Он надеялся, что гнетущая темень вскоре выветрится из души. Но надежда не сбылась. На послеобеденном ротном разводе, перед тем, как караулу и ротному наряду идти спать до заступления на дежурство, он вздрогнул, неожиданно вспомнив слова ветра из той, первой ночи: «Он придёт к тебе ночью» — и представив себя одиноким на посту. «Одна ночная смена, — прикинул он, — с двенадцати до двух. Потом еще с шести до восьми, но это уже утро, после третьих петухов, а к восьми почти светло. Значит, важно отстоять с двенадцати до двух».
Время от развода до подъёма в караул тянулось медленно и пусто. Спать Александр не мог, закрыл глаза и так лежал, готовясь встретить неизвестное. Мысль понесла его в прошлое, и с необычайной яркостью он вспомнил вдруг родителей, младшего брательника Мишку… свой родной двор — полудеревенский двор на самой окраине города, с сараями и железными гаражами, голубятнями и развешанным на верёвках бельём — вспомнил летнее утро, раскрытое окно, от комаров затянутое сеткой, радостный, горластый петушиный крик. Ещё ночная свежесть, но уже совсем светло, через несколько минут солнце выкатит на небосвод из-за таёжной сопки — новый день, смеясь, идёт навстречу миру.

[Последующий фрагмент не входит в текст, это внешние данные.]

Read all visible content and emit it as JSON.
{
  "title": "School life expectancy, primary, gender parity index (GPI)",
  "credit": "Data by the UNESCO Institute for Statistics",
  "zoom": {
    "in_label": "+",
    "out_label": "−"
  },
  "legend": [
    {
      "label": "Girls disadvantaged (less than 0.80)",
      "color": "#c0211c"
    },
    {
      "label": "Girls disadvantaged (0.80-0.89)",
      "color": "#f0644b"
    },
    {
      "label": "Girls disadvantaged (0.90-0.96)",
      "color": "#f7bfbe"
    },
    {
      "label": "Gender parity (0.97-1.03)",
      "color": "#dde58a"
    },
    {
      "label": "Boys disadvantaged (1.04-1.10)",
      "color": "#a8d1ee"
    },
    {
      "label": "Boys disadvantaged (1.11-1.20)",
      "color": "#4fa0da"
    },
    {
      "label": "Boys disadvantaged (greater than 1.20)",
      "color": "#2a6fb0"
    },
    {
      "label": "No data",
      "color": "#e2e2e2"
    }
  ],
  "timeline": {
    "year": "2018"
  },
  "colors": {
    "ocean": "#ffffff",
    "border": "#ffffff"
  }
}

И снова, как тогда, хлестнуло пламя гнева! Александр помянул «сукиных детей» — тех, кто взял его под колпак и тянет, гад, тянет! — стараясь оттащить от своих, от дома, от двора, от июньских рассветов — от всего мира, такого прекрасного, в котором у него, у Александра, всё впереди!..
Ну нет, не ждите, — в который раз пригрозил он неизвестно кому.
— Такому не бывать! — И стал решительным. Готовым к встрече. — Посмотрим, кто кого!.. От мыслей этих на душе становилось уверенно и гордо, и он приободрился. — Посмотрим!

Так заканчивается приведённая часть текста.